- Born: Minyat Samannoud, Dakahlia, Dakahlia Governorate, Egypt
- Education: Cairo University
- Occupations: Journalist; Writer; Politician;
- Known for: Leadership in the Tagammu Party
- Office: Editor-in-Chief of Al-Ahali Assistant Secretary-General of the Tagammu Party President of the Progressive Women's Union
- Political party: Tagammu
- Spouse: Salah Isa ​ ​(m. 1977; death 2017)​
- Relatives: Raja'a Al-Naqqash (brother)

= Amina Al Naqqash =

Amina al Naqqash (أمينة النقاش; born 1950) is an Egyptian journalist and writer, considered one of the most prominent female voices in the worlds of journalism and politics in Egypt. She is known for her leftist positions and her defense of democracy and public freedoms. She has held significant leadership roles in the National Progressive Unionist Rally Party (Tagammu) and its official newspaper, Al-Ahali.

== Life ==
Amina Abd al-Mumin Muhammad al Naqqash was born in 1950 in the village of Minyat Samannoud, in the Aga district of Dakahlia Governorate. She grew up in a household rich with science and culture and graduated from Cairo University. She was married to the prominent writer and historian Salah Issa, who worked at Al-Gomhuria newspaper. They first met in 1971 at the home of her brother, literary critic Rajaa al-Naqqash, and married in 1977. Their marriage initially faced opposition from Issa's family, particularly because at the time he had been dismissed from his job and was wanted for arrest due to his communist affiliations.

== Career ==
Throughout her career, Amina al Naqqash has been a central figure in Egypt's progressive movement.
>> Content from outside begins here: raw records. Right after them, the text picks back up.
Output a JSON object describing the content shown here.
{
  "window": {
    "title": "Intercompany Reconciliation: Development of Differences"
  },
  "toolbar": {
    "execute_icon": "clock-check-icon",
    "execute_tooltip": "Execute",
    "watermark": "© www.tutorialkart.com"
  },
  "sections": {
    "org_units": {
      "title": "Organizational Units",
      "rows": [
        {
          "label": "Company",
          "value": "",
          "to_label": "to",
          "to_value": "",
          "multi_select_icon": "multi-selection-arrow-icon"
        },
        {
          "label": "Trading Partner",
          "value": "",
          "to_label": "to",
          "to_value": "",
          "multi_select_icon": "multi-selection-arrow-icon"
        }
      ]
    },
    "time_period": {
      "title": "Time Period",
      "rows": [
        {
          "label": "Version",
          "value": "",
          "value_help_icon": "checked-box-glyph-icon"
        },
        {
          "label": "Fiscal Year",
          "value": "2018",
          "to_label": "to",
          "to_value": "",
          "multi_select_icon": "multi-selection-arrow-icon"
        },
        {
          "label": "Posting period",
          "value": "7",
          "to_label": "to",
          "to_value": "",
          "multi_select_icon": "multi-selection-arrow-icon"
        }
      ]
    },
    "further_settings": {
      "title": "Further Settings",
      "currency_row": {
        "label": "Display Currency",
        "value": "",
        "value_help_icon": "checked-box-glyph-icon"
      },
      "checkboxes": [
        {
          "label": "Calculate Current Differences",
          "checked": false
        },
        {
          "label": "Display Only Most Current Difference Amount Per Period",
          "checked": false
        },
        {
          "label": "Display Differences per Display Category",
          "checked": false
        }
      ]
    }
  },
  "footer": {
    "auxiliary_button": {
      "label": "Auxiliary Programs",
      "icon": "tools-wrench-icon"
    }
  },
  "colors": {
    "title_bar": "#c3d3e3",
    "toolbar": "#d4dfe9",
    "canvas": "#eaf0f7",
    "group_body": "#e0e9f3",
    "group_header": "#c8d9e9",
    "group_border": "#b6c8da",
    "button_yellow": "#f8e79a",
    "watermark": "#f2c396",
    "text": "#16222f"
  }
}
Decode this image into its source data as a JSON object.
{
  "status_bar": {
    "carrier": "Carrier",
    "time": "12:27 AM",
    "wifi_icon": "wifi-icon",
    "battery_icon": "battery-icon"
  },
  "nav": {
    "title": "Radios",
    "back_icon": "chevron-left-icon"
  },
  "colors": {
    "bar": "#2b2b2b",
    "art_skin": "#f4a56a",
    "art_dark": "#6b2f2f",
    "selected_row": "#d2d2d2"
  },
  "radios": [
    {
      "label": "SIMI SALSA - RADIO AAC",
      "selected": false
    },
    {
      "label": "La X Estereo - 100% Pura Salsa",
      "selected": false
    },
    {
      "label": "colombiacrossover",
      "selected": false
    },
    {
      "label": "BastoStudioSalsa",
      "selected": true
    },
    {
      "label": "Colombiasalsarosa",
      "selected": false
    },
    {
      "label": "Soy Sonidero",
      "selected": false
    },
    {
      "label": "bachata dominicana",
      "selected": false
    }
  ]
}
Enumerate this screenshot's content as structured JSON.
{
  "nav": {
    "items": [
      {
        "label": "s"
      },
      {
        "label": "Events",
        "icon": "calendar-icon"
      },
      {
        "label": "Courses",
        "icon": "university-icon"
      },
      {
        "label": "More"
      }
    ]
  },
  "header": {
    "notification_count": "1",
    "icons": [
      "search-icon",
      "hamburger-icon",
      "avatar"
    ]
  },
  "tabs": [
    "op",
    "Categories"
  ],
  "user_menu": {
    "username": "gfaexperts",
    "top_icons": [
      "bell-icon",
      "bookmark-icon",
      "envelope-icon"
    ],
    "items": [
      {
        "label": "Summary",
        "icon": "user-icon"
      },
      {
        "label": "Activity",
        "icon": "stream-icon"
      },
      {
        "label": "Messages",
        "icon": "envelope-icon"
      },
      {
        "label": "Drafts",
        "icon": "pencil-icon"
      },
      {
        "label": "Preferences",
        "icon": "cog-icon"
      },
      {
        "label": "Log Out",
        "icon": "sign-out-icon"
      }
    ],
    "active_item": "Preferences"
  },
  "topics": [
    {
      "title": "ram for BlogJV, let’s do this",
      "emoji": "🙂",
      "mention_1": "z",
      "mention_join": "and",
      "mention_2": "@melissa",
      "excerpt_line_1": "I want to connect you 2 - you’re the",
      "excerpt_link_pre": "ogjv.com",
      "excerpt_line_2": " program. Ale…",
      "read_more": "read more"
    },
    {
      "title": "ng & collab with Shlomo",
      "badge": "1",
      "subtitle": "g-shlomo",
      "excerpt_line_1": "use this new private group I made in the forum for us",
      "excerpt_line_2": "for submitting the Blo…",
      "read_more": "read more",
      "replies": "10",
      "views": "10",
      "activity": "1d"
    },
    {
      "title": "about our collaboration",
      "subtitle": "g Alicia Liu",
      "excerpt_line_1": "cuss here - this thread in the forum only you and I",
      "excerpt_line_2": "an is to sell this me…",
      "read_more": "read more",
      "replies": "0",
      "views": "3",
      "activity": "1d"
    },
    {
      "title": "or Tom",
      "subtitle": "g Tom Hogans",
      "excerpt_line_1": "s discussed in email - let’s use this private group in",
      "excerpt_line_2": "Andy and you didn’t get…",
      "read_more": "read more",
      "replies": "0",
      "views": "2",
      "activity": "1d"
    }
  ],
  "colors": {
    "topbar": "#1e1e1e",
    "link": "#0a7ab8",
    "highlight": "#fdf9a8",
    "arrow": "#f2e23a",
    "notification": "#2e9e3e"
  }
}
She is a founding member of the NNational Progressive Unionist Rally Party (Tagammu) and has held leadership positions within it, serving as the Assistant Secretary-General and a member of the Political Bureau. Her influence was projected through her role as Editor-in-Chief of Al-Ahali, the party's official newspaper. In addition to her political and journalistic work, she is the President of the party's Progressive Women's Union and an active member of the Egyptian Journalists' Syndicate.